April 22 (Bloomberg) -- The Canadian dollar rose against the majority of its 16 most-traded peers as crude oil, the country’s largest export, rose for a third day and traders bet the country would be less affected by falling metal prices.
The currency strengthened versus the dollars of its fellow commodity exporters Australia and South Africa on speculation Canada will be least hurt by recent weakness in metals. Copper, nickel and gold have all fallen this year after gold posted its biggest daily drop in 33 years last week. It fluctuated against its U.S. counterpart as existing home sales in the U.S. fell 0.6 percent last month.
“There was a big sell-off in commodities the last couple weeks and I think some of the other typically commodity-based currencies like the Aussie and the kiwi probably got hit more percentage wise than the Canadian dollar,” said David Bradley, director of foreign-exchange trading in Toronto at Scotia Capital Inc., a unit the Bank of Nova Scotia, using the nicknames for the Australian and New Zealand currencies. “It’s not the Canadian dollar, it’s just the other currencies are softer against the Canadian dollar. The Canadian dollar is doing nothing.”
The loonie, as the Canadian dollar is known for the image of the aquatic bird on the C$1 coin, was little changed at C$1.0256 per U.S. dollar at 5:00 p.m. in Toronto. It reached C$1.0294 on April 17, the weakest level since March 13. One loonie buys 97.50 U.S. cents.
The cost to insure against losses in the Canadian dollar against its U.S. counterpart rose to almost the highest level in six weeks. The three-month so-called 25-delta risk reversal rate reached 1.13 percent. Risk reversals measure the premium on options contracts to sell Canadian dollars versus buying U.S. contracts that do the opposite.
Canada’s benchmark 10-year government bonds were little changed, with yields at 1.7 percent. The 1.5 percent security maturing in June 2023 gained 6 cents to C$98.13.
The Bank of Canada will auction C$3.3 billion ($3.2 billion) of 1.5 percent notes on April 24. The securities mature in August 2015.
Canada’s economy will lag behind global growth after outperforming in the last five years, held back by weaker commodity prices limiting growth in the resource sector and consumers paring back record debt, bond rating company Standard & Poor’s said in a report published April 19.
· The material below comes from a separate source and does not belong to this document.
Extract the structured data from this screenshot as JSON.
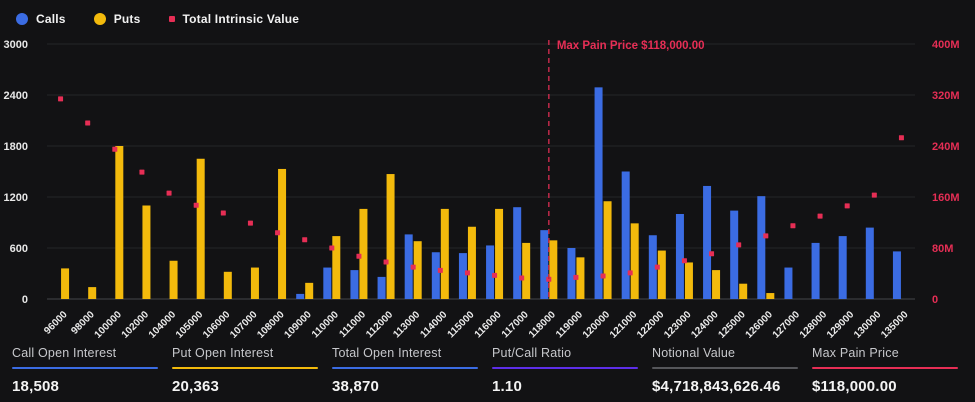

Crude oil, the country’s largest export, gained 0.9 percent to $88.76 per barrel while the S&P 500 Index of U.S. stocks advanced 0.5 percent.
The loonie traded at an almost six-week low against its U.S. peer as American home sales unexpectedly declined last month, indicating the Canadian economy won’t get help from its largest trading partner.
Purchases of previously owned homes in the U.S., tabulated when a contract closes, fell to a 4.92 million annual rate last month, figures from the National Association of Realtors showed today in Washington. The median forecast of 75 economists surveyed by Bloomberg projected sales would increase to a 5 million rate.
“The fact that we seem to be hitting a bit of a soft patch in U.S. data, this morning’s release confirms that, suggests we could be entering a phase where we see a little bit more risk-on/risk-off dynamics in the market, so in that sense weak U.S. data would actually be CAD negative,” said Greg T. Moore, currency strategist at Toronto-Dominion Bank, by phone from Toronto. “The Canadian recovery is sort of built on an export-driven thesis, and that primarily is built on U.S. demand, so if we don’t have the U.S. demand we don’t have a Canadian recovery.”
Weaker-than-forecast exports and business spending caused the Bank of Canada to cut its 2013 economic growth forecast last week to 1.5 percent from 2 percent as it left interest rates unchanged.
Copper futures have fallen 12 percent this year, while nickel declined 10.4 percent and futures contracts on 100 ounces of gold has fallen 15 percent.
Miners and energy explorers account for 8 percent of the Canadian economy compared to Australia where almost one-in-ten Australian jobs is tied to resource extraction, mainly mining, and industries that service it, a central-bank paper showed Feb. 20.
“From a monetary-policy perspective, as well as the external environment in Australia, Canada looks in slightly better shape and I do think there’s scope for relative Canadian dollar out-performance, albeit more so Australian dollar under-performance,” said Jeremy Stretch, head of currency strategy at Canadian Imperial Bank of Commerce in London.
The Canadian dollar has lost 0.7 percent this year against nine other developed-nation currencies tracked by the Bloomberg Correlation Weighted Index. The Australian dollar has risen 1.7 percent and the New Zealand dollar has gained 5 percent.